More than 15,000 residents have fled the northern Syrian town as ISIL fighters pushed deeper, fighting fierce battles with Kurdish armed groups on Saturday.
Ain al-Arab, which the Kurds call Kobane, is close to the Syrian-Turkey border.
Turkish officials said that four mortar shells from the fighting in Syria landed in Turkey on Saturday, injuring two people.
Earlier on the day, US coalition-led warplanes struck ISIL positions near Ain al-Arab, as well as targets that included wheat silos in the country’s east.
Fighting have been raging in the north for two weeks as ISIL captured dozens of villages around Ain al-Arab and tried to push into the town itself.
Al Jazeera’s Stefanie Dekker, reporting from the Turkish side of the border, said smoke could be seen from the eastern side of the town after what sounded like an explosion.
Kurdish sources inside Ain al-Arab, where fighters had been preparing for street battles should ISIL manage to penetrate their defences, said they had been informed of the strikes in advance so that they could pull back from some frontlines.
Locals said the village of Alishera, just a few kilometres from the border and held by the ISIL, had been hit by one of the four strikes on Saturday morning.
No US confirmation
The US-led coalition did not say whether it had carried out the air raids in the area.
Surrounded by dozens of Kurdish refugees from Syria, Dekker said that those who left their homes seemed to be disappointed by the US-led air campaign.
“Many of the people we have spoken to do not see the usefulness of the strikes as the ISIL continues to push into their areas,” she said.
The US, backed by Arab allies, launched its first air strikes on ISIL targets in Syria on Tuesday after hitting hundreds of targets in neighbouring Iraq, where the group has also captured large swathes of territory.
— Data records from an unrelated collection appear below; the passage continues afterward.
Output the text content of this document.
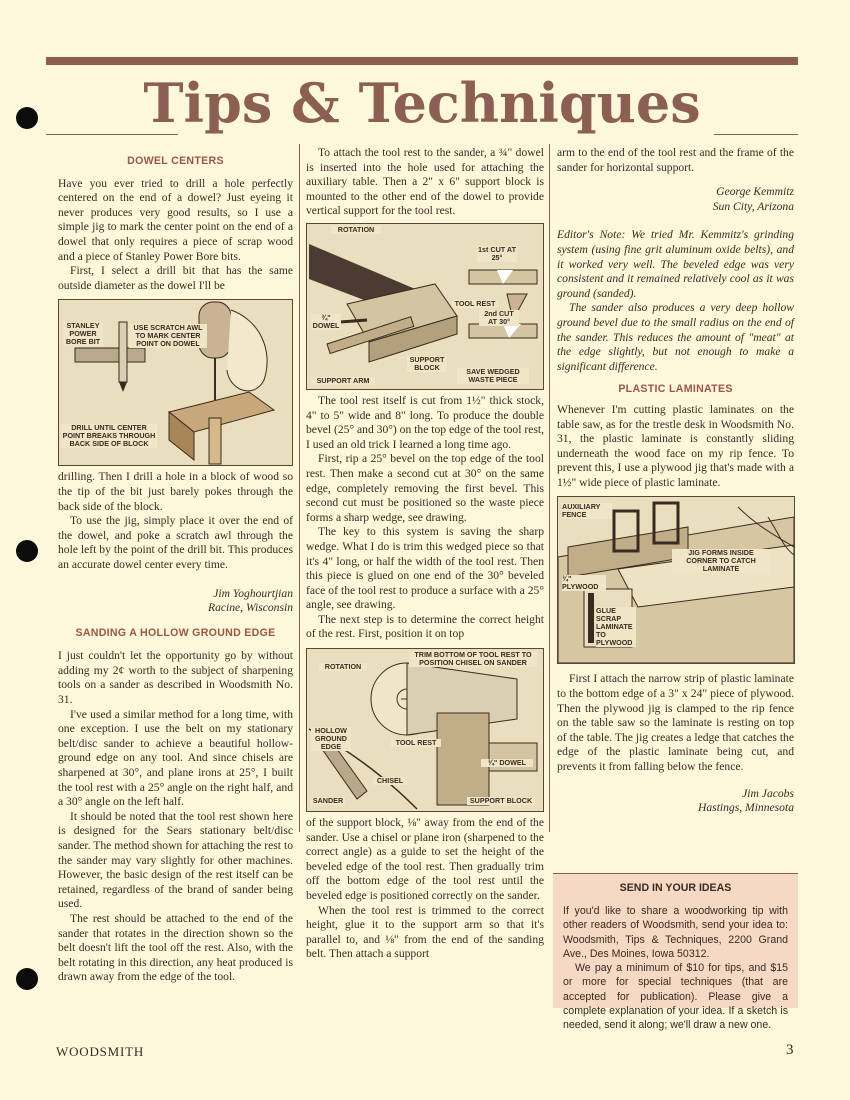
Tips & Techniques
DOWEL CENTERS

Have you ever tried to drill a hole perfectly centered on the end of a dowel? Just eyeing it never produces very good results, so I use a simple jig to mark the center point on the end of a dowel that only requires a piece of scrap wood and a piece of Stanley Power Bore bits.

First, I select a drill bit that has the same outside diameter as the dowel I'll be

STANLEY POWER BORE BIT
USE SCRATCH AWL TO MARK CENTER POINT ON DOWEL
DRILL UNTIL CENTER POINT BREAKS THROUGH BACK SIDE OF BLOCK

drilling. Then I drill a hole in a block of wood so the tip of the bit just barely pokes through the back side of the block.

To use the jig, simply place it over the end of the dowel, and poke a scratch awl through the hole left by the point of the drill bit. This produces an accurate dowel center every time.

Jim Yoghourtjian
Racine, Wisconsin
SANDING A HOLLOW GROUND EDGE

I just couldn't let the opportunity go by without adding my 2¢ worth to the subject of sharpening tools on a sander as described in Woodsmith No. 31.

I've used a similar method for a long time, with one exception. I use the belt on my stationary belt/disc sander to achieve a beautiful hollow-ground edge on any tool. And since chisels are sharpened at 30°, and plane irons at 25°, I built the tool rest with a 25° angle on the right half, and a 30° angle on the left half.

It should be noted that the tool rest shown here is designed for the Sears stationary belt/disc sander. The method shown for attaching the rest to the sander may vary slightly for other machines. However, the basic design of the rest itself can be retained, regardless of the brand of sander being used.

The rest should be attached to the end of the sander that rotates in the direction shown so the belt doesn't lift the tool off the rest. Also, with the belt rotating in this direction, any heat produced is drawn away from the edge of the tool.

To attach the tool rest to the sander, a ¾" dowel is inserted into the hole used for attaching the auxiliary table. Then a 2" x 6" support block is mounted to the other end of the dowel to provide vertical support for the tool rest.

ROTATION
1st CUT AT 25°
TOOL REST
2nd CUT AT 30°
¾" DOWEL
SUPPORT BLOCK
SUPPORT ARM
SAVE WEDGED WASTE PIECE

The tool rest itself is cut from 1½" thick stock, 4" to 5" wide and 8" long. To produce the double bevel (25° and 30°) on the top edge of the tool rest, I used an old trick I learned a long time ago.

First, rip a 25° bevel on the top edge of the tool rest. Then make a second cut at 30° on the same edge, completely removing the first bevel. This second cut must be positioned so the waste piece forms a sharp wedge, see drawing.

The key to this system is saving the sharp wedge. What I do is trim this wedged piece so that it's 4" long, or half the width of the tool rest. Then this piece is glued on one end of the 30° beveled face of the tool rest to produce a surface with a 25° angle, see drawing.

The next step is to determine the correct height of the rest. First, position it on top

TRIM BOTTOM OF TOOL REST TO POSITION CHISEL ON SANDER
ROTATION
HOLLOW GROUND EDGE	TOOL REST
¾" DOWEL
CHISEL
SANDER	SUPPORT BLOCK

of the support block, ⅛" away from the end of the sander. Use a chisel or plane iron (sharpened to the correct angle) as a guide to set the height of the beveled edge of the tool rest. Then gradually trim off the bottom edge of the tool rest until the beveled edge is positioned correctly on the sander.

When the tool rest is trimmed to the correct height, glue it to the support arm so that it's parallel to, and ⅛" from the end of the sanding belt. Then attach a support

arm to the end of the tool rest and the frame of the sander for horizontal support.

George Kemmitz
Sun City, Arizona

Editor's Note: We tried Mr. Kemmitz's grinding system (using fine grit aluminum oxide belts), and it worked very well. The beveled edge was very consistent and it remained relatively cool as it was ground (sanded).

The sander also produces a very deep hollow ground bevel due to the small radius on the end of the sander. This reduces the amount of "meat" at the edge slightly, but not enough to make a significant difference.

PLASTIC LAMINATES

Whenever I'm cutting plastic laminates on the table saw, as for the trestle desk in Woodsmith No. 31, the plastic laminate is constantly sliding underneath the wood face on my rip fence. To prevent this, I use a plywood jig that's made with a 1½" wide piece of plastic laminate.

AUXILIARY FENCE
JIG FORMS INSIDE CORNER TO CATCH LAMINATE
¾" PLYWOOD
GLUE SCRAP LAMINATE TO PLYWOOD

First I attach the narrow strip of plastic laminate to the bottom edge of a 3" x 24" piece of plywood. Then the plywood jig is clamped to the rip fence on the table saw so the laminate is resting on top of the table. The jig creates a ledge that catches the edge of the plastic laminate being cut, and prevents it from falling below the fence.

Jim Jacobs
Hastings, Minnesota
SEND IN YOUR IDEAS

If you'd like to share a woodworking tip with other readers of Woodsmith, send your idea to: Woodsmith, Tips & Techniques, 2200 Grand Ave., Des Moines, Iowa 50312.

We pay a minimum of $10 for tips, and $15 or more for special techniques (that are accepted for publication). Please give a complete explanation of your idea. If a sketch is needed, send it along; we'll draw a new one.

WOODSMITH	3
In Syria, the group has established its headquarters in the northern Raqqa province, which it fully controls.
The group, which has declared an Islamic “caliphate” that has not been widely recognised, has killed hundreds of Syrian and Iraqi soldiers and also civilians, making gruesome beheadings their trademark killing method.
Activists in Raqqa told Al Jazeera that the US-led coalition had hit several ISIL positions in the province on Saturday, killing dozens of fighters.
Several attacks targeted the Tabqa air base, which the self-declared jihadists captured from the regime last month. An ISIL training camp was also hit, as well as one of the group’s checkpoints, the activists said.
The UK-based Syrian Observatory for Human Rights also reported strikes for the first time in Homs province, east of the desert town of Palmyra, famed for its ancient ruins.